Nous pouvons assurer que des trésors d'une valeur infinie sont dans nos mystères les plus intérieurs ; qu'une telle simplicité les enveloppe qu'ils resteront toujours inaccessibles au savant orgueilleux, et que ces trésors, dont la recherche apporte, à bien des profanes soucis et folie, sont et resteront pour nous la vraie sagesse.

   Bénédiction pour vous, mes frères, si vous sentez ces grandes vérités. Le recouvrement du TripleVerbe et de sa force sera votre récompense. Votre félicité sera d'avoir la force de contribuer à réconcilier les hommes avec les hommes, avec la nature et Dieu ; ce qui est le vrai travail de tout ouvrier qui n'a pas rejeté la Pierre de l'Angle.
Maintenant nous avons rempli notre charge et nous vous avons annoncé l'approche du grand midi, et la réunion du Sanctuaire le plus intérieur avec le Temple. Nous laissons le reste à votre libre volonté.

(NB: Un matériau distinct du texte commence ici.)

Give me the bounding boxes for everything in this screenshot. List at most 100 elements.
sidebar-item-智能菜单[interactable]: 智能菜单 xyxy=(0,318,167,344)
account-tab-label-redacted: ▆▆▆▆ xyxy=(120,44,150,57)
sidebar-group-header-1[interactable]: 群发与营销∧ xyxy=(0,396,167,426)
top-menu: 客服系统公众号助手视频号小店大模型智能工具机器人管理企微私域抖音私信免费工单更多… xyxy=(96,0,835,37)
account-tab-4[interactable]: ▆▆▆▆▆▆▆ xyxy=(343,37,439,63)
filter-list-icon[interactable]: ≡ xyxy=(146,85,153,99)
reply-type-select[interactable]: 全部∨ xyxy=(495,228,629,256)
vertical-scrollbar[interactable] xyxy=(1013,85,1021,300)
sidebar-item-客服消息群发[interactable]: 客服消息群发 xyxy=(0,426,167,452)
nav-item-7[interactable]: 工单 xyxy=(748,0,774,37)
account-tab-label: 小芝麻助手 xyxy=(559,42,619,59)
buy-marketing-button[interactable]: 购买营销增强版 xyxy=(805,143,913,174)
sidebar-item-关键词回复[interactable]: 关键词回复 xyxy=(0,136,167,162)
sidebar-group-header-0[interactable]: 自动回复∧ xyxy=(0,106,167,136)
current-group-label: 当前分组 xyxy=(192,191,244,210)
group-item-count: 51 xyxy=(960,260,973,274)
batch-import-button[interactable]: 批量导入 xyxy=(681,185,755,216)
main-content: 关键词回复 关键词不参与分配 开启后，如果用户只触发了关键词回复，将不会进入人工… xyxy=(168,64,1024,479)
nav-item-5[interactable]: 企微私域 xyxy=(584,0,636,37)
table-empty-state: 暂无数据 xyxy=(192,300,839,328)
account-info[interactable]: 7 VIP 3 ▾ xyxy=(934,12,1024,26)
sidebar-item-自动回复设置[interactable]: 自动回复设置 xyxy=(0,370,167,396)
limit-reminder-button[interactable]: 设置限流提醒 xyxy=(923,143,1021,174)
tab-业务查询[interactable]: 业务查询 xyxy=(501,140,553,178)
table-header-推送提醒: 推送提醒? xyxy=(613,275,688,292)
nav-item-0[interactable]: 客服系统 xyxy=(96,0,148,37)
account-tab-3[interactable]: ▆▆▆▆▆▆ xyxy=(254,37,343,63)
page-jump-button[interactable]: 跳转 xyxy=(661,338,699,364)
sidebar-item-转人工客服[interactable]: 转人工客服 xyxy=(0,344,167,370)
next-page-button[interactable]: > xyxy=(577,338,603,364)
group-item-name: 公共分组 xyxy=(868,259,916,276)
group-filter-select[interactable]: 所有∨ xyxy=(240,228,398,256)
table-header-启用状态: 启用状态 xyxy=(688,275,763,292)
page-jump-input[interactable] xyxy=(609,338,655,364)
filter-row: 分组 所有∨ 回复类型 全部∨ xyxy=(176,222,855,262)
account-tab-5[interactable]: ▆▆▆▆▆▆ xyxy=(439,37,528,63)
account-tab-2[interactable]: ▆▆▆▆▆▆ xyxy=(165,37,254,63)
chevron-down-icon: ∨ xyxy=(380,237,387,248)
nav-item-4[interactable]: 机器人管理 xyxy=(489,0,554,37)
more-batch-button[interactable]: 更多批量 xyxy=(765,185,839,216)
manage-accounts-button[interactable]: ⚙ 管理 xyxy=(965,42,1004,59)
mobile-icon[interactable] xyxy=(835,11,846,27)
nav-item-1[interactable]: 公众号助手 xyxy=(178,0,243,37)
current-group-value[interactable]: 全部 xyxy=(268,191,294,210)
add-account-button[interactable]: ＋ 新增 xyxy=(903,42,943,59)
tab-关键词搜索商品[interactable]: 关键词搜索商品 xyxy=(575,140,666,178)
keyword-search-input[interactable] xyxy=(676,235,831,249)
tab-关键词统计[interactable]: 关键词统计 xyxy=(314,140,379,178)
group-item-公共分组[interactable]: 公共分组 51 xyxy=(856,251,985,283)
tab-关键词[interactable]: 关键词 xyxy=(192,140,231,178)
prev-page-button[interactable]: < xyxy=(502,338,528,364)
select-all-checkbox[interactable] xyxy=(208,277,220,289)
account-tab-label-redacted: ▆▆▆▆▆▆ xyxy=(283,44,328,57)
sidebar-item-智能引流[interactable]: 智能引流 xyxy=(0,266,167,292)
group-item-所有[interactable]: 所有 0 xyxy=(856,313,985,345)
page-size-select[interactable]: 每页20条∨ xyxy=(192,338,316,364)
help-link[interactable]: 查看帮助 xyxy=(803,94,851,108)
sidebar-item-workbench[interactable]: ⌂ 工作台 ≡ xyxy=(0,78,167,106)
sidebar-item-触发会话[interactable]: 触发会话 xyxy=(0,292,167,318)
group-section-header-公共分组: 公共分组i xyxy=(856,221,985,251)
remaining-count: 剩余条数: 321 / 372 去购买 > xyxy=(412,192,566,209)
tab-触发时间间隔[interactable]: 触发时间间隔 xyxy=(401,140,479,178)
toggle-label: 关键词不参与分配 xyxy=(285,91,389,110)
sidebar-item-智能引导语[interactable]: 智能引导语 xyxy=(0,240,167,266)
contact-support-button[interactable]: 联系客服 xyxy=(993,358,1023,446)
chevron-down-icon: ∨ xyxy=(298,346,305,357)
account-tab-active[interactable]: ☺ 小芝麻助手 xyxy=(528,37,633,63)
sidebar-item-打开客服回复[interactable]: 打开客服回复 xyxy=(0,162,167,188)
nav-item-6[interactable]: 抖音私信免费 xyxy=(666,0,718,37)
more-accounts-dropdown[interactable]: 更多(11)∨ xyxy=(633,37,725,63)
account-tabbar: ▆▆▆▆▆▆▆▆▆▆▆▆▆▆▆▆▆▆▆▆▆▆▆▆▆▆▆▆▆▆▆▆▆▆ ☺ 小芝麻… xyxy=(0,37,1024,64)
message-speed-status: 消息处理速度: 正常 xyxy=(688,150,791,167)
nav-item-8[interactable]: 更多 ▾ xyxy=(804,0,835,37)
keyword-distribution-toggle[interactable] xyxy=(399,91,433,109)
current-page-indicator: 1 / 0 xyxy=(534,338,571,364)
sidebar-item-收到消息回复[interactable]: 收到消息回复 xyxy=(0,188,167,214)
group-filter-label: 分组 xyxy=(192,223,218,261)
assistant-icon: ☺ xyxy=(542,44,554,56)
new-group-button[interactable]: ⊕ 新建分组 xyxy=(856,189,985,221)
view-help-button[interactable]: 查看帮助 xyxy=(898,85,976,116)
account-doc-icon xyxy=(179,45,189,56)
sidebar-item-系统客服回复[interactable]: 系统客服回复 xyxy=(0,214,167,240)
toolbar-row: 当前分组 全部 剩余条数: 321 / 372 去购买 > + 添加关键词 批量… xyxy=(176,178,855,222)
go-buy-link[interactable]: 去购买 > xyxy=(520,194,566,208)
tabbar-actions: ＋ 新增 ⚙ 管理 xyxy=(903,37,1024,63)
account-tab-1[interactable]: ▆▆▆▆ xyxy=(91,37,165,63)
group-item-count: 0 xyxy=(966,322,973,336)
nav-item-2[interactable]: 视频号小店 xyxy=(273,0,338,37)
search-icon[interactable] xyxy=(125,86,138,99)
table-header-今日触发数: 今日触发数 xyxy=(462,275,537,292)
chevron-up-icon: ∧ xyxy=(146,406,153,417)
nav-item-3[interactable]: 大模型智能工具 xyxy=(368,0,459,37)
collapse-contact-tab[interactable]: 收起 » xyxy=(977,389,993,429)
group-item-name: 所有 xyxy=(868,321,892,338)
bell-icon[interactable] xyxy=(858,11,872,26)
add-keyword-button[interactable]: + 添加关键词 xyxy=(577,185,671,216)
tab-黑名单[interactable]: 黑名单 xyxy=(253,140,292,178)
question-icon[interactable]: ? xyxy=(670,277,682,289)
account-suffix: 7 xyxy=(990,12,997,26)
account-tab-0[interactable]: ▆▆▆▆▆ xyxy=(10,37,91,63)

   Nous le savons bien, pour notre chagrin amer, que comme le Sauveur a été personnellement méconnu, ridiculisé et poursuivi lorsqu'il vint dans Son humilité, de même Son Esprit, qui apparaîtra dans la gloire, sera rejeté et ridiculisé par plusieurs. Malgré cela, l'avènement de Son Esprit doit être annoncé dans les temples pour que ce qui est écrit s'accomplisse : « J'ai frappé à vos portes, et vous  ne «M'avez pas ouvert ; J'ai appelé et vous n'avez  pas écouté Ma voix ; je vous ai invités à la noce,  et «vous étiez occupés d'autre chose ».

     La Paix et la Lumière de l'Esprit soient avec nous.